I woke up early – at least earlier than usual today. But Josh was already out for a ride. It was somewhat cloudy.
Pitigliano |
When he returned, we decided we’d go on an outing today to visit several medieval and Etruscan towns. We drove first to Pitiglinao -- where we had been with the kids in the fall when my parents were visiting. Today, we didn’t go into the town’s center. Instead, we just admired the view from outside its walls, and used the backdrop as a photo op.

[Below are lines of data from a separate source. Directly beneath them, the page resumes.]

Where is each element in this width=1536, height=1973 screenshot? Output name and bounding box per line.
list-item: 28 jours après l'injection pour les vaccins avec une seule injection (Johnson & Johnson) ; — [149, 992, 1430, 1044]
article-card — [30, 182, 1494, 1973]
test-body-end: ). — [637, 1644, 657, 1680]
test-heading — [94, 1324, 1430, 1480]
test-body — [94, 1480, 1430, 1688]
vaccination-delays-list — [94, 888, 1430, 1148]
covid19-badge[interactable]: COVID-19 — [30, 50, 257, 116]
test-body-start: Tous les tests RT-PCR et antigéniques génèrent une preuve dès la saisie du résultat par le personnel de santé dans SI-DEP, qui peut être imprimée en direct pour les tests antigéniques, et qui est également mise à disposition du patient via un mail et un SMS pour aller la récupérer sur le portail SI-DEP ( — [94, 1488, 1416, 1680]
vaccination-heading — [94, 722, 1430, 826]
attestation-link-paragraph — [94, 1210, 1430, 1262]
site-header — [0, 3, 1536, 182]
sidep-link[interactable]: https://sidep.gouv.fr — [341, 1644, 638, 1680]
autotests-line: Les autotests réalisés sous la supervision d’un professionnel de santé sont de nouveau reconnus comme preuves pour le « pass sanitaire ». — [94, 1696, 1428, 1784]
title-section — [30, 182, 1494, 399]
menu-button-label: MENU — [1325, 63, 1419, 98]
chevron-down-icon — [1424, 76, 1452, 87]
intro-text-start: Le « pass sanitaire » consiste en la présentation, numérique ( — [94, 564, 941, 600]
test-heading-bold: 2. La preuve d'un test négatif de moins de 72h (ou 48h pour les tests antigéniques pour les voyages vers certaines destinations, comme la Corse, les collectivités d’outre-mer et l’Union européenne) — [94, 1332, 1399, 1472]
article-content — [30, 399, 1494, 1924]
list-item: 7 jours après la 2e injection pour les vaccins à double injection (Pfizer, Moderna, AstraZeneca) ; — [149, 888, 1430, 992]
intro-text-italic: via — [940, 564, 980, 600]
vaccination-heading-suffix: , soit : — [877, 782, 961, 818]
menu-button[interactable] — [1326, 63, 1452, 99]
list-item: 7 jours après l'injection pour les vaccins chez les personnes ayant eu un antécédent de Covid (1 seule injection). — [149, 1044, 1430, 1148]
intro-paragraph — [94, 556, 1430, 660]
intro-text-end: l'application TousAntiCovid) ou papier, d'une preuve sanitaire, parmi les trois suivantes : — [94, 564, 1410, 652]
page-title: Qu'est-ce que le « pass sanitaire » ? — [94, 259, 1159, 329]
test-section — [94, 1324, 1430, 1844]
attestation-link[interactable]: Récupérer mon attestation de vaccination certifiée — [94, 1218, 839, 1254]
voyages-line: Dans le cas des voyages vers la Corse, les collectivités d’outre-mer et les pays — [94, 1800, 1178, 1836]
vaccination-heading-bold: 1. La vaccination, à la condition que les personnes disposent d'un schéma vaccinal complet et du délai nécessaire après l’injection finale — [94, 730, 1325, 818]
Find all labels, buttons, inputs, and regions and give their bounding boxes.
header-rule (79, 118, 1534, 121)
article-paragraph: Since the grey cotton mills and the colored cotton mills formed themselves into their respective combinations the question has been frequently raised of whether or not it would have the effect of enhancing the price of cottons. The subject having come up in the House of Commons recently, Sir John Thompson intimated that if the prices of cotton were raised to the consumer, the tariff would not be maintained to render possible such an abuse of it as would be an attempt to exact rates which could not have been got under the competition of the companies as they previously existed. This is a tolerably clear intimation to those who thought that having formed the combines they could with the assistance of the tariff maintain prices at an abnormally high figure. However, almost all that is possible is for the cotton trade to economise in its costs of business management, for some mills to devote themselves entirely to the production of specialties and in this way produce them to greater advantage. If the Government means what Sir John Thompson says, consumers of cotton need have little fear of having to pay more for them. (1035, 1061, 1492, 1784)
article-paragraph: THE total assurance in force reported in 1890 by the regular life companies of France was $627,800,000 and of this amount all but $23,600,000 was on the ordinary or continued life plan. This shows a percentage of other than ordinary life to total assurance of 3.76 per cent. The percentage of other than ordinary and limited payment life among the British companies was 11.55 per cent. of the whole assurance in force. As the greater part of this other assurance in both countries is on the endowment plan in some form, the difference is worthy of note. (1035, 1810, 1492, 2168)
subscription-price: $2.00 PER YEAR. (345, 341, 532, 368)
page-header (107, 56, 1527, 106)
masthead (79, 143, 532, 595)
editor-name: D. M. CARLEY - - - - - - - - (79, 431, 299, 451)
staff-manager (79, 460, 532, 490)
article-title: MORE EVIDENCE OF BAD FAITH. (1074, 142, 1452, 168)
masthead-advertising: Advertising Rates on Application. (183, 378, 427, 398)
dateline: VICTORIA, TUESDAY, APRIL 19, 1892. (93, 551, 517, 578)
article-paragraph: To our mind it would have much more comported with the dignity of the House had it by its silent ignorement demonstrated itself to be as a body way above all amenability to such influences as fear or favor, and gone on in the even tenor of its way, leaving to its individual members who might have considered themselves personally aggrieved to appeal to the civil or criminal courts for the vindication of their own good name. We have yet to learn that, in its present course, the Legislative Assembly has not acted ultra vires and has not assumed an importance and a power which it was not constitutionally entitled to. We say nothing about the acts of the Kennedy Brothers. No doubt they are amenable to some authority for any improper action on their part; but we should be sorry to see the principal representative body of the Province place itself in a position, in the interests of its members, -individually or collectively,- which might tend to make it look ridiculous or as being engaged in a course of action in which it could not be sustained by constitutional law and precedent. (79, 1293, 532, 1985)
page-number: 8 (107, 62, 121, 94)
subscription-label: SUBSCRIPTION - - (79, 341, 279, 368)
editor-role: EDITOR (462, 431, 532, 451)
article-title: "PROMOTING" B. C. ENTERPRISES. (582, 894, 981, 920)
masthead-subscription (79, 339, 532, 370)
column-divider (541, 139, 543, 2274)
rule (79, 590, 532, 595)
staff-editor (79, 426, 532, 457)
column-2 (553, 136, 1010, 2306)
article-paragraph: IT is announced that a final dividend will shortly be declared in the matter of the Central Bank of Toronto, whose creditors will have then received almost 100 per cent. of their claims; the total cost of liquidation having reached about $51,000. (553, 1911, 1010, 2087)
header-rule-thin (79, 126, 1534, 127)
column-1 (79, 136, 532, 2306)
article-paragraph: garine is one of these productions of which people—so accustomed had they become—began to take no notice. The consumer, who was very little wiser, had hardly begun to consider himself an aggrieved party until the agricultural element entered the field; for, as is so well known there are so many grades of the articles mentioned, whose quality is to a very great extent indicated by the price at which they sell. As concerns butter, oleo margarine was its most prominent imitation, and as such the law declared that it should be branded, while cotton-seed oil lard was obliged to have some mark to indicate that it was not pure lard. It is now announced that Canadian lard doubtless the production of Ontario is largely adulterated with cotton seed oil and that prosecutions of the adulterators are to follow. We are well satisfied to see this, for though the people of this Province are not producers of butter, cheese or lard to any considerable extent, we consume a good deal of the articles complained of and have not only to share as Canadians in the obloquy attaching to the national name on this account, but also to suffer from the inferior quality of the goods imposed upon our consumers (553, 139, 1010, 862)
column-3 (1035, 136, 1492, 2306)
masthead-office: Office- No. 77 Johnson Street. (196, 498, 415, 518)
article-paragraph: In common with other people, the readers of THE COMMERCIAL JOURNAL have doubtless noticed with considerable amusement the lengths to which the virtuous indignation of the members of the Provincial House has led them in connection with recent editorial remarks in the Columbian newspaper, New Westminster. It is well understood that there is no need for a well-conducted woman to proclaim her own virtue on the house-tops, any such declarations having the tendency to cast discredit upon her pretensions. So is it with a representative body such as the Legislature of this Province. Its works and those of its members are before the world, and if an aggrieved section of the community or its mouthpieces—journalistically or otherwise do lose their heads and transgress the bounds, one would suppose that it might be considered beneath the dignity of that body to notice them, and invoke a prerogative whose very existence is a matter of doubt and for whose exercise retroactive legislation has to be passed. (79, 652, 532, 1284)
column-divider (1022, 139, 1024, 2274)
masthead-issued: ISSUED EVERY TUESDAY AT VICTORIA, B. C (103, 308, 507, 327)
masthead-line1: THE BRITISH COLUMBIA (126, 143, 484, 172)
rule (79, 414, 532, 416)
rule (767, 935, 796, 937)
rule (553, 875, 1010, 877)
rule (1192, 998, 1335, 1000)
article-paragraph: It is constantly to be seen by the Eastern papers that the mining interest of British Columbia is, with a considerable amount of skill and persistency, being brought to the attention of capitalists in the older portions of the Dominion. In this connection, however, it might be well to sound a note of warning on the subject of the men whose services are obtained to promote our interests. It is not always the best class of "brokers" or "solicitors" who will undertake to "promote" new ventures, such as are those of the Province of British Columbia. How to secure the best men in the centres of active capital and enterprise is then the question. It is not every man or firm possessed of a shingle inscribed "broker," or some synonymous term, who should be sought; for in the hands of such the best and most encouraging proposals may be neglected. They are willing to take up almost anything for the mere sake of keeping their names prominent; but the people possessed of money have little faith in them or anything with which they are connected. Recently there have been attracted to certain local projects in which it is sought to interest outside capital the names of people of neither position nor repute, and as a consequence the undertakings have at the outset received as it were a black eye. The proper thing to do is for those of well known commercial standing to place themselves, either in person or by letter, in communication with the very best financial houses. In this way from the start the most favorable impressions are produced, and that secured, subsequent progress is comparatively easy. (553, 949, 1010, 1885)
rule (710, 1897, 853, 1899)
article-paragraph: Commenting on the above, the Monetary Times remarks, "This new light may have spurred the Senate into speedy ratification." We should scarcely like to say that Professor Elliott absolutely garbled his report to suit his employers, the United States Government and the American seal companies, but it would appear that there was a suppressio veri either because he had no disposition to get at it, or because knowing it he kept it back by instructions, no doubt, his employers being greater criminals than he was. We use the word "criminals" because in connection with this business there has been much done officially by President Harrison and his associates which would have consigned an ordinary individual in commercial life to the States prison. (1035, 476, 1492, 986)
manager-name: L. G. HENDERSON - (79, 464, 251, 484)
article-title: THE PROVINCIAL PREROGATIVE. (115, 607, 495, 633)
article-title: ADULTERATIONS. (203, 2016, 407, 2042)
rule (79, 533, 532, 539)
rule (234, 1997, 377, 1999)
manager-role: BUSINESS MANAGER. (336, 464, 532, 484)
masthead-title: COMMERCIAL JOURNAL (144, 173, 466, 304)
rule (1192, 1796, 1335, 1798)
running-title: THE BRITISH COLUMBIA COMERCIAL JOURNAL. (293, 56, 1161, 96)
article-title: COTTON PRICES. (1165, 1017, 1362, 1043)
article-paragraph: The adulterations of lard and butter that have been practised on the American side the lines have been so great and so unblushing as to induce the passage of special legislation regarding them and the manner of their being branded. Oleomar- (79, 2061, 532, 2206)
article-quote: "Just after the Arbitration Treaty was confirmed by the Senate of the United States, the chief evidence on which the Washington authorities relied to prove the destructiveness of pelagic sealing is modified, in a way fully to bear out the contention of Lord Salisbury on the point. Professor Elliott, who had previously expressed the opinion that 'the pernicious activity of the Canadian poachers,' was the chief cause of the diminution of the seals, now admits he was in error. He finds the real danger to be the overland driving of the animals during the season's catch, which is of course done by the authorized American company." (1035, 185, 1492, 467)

Then, we drove onward to Sorano where we took a guided tour of the castle and fortress that once belonged to the powerful Orsini-Aldobrandeschi families.
Sorano |
The Rocca Degli Orsini is one of the most interesting places to visit in Sorano. The castle was originally built in the 14th century but was completely renovated later on by Niccolo IV Orsini. The castle has two large angular bastions which are connected to the main gate with a line of walls. The two bastions are known as Saint Peter's Bastion and Saint Mark's Bastions. The main gate itself is quite impressive, decorated with a coat of arms and there is a Square tower close by. Inside the walls are the remains of the complex of the castle. Many parts of the castle have now been destroyed like the draw bridge and a round tower. A series of frescoes have recently been found at the site which is believed to be from the Sienese School.
Sorano |
Our final stop was the lovely town of Sovana. The entire historical center looked as if it had been recently renovated. Nothing looked centuries old. We visited the church which dates back to the 11th century. Sovana is most well-know for it’s necropolis, located outside of the town’s historical center. Unfortunately, we were out of time so we didn’t get to visit it.
Meltdown on the lovely streets of Sovana |
On the way home, we stopped at the market to pick up a few things for the kids for dinner. Selvaggia was coming over to babysit and Josh and I were going out for dinner.
This evening, Josh and I drove to Porto Ercole, where we had booked into Nobile Santi. We had had dinner here five years ago when Josh and I celebrated our anniversary at Il Pelicano, the exquisite hotel just around the corner. We remembered how good the fish dishes had been. Tonight, we ordered a tasting menu. For 40euros each we had a whole range of warm and cold appetizers, two pasta dishes, a fish for the main course, salad, desert, wine and water. It was quite a big meal and some dishes were delicious although others were just average. Had the place gone downhill since our last visit? Or, is it a mistake to order the tasting menu?
After dinner, to help with digestion, we took a stroll along the marina. Due to his early morning ride, Josh was struggling to stay awake. Still, it was a wonderful evening – I love Porto Ercole.